Finanzen

Hertha BSC verhandelt mit neuem Investor

Hertha will weitere Aktien-Anteile verkaufen. Der Verein hofft, mit einem zweiten Investor einen höheren Preis zu erzielen.

Hertha-Präsident Werner Gegenbauer

Hertha-Präsident Werner Gegenbauer

Foto: Oliver Mehlis / dpa

Profifußball ist teuer, Erfolg im Profifußball ist noch teurer. Getreu dieser Devise versucht Hertha BSC seine finanzielle Basis weiter zu verbessern. „Mit dem Einstieg von Investor KKR haben wir die Probleme der Vergangenheit bewältigt“, sagte Werner Gegenbauer, der Präsident von Hertha BSC in der RBB-Sendung "Thadeusz". „Wir arbeiten jetzt daran, einen weiteren Investor zu bekommen, um die Möglichkeit zu haben, dann den nächsten Sprung zu machen. Sie bekommen es im Fußball nicht ohne Geld hin.“

Das ist eine interessante Entwicklung. Im Februar 2014 war der Finanzinvestor Kohlberg Kravis Roberts (KKR) aus New York beim Fußball-Bundesligisten eingestiegen. Das Private Equity-Unternehmen aus New York hatte 61,2 Millionen Euro in den Hauptstadt-Klub gepumpt und unter anderem 9,7 Prozent der Anteile erworben.

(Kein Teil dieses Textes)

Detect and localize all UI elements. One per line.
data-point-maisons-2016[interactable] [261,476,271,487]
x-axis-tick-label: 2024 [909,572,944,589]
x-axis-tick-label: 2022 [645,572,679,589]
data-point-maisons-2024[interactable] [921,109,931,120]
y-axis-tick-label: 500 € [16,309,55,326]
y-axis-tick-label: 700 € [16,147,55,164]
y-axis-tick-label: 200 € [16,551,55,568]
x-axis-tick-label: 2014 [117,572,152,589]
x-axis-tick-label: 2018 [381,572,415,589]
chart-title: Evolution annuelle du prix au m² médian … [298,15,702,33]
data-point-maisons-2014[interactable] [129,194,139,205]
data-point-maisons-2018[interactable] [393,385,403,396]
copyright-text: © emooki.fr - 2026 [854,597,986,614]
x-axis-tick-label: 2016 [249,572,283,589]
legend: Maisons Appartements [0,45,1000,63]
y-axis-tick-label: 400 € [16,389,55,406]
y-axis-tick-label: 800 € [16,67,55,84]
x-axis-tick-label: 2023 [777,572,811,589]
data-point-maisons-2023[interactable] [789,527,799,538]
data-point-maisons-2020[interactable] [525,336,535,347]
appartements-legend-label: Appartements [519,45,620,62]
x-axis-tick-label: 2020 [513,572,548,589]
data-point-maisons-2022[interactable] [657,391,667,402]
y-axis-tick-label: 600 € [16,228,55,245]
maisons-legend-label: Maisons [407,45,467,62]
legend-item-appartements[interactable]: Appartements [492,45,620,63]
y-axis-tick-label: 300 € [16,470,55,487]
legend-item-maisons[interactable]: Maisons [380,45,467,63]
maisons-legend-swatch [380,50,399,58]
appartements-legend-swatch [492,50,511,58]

"Keinen Cent in die Mannschaft gesteckt"

Von dieser Summe „hat Hertha keinen Cent in die Mannschaft gesteckt“, sagt eine mit der Angelegenheit vertraute Person der Berliner Morgenpost. Der über Jahre von heftigen finanziellen Probleme geplagte Klub hat seine Finanzen umstrukturiert und unter anderem seine zinstragenden Verbindlichkeiten von 34 Millionen Euro zum 30. Juni dieses Jahres auf null Euro abgetragen.

Präsident Gegenbauer bestätigte nun erstmals offiziell, dass Hertha weitere Aktien-Anteile verkaufen will. Im Gegenzug erhofft der Verein, mit einem zweiten Investor einen höheren Preis für die Anteile zu erzielen als beim Einstieg von KKR vor 16 Monaten. KKR hatte im Februar 2014 für knapp zehn Prozent bei Hertha 18 Millionen Euro überwiesen.

Hertha rechnet auf eine Steigerung wegen der anhaltend wachsenden Bedeutung der Bundesliga sowohl national wie international und auf weiter steigenden Beträge für TV- und Medien-Rechte sowie auf den Faktor Boomtown Berlin.

Hertha hofft auf eine Einnahme im deutlich zweistelligen Millionen-Bereich. Nicht in die Karten schauen lassen sich die Verantwortlichen, ob und wie rasch es mit einem interessierten Investor zu einer Einigung kommen wird. Zur Einordnung: Die Blau-Weißen planen die Bundesliga-Saison 2015/16 mit einem Etat von 78,8 Millionen Euro.

Mehrere Anteilseigener zu haben wäre kein Novum in der Bundesliga. So hat der FC Bayern Anteile verkauft an Adidas, die Allianz, Audi und die Telekom. Laut Statuten der Deutschen Fußball-Liga dürfen Investoren (in der Regel) keine Mehrheiten an Profiklubs erwerben. Um Fremdbestimmung zu vermeiden, sollen die Vereine mindestens 50 Prozent plus eine Stimme halten.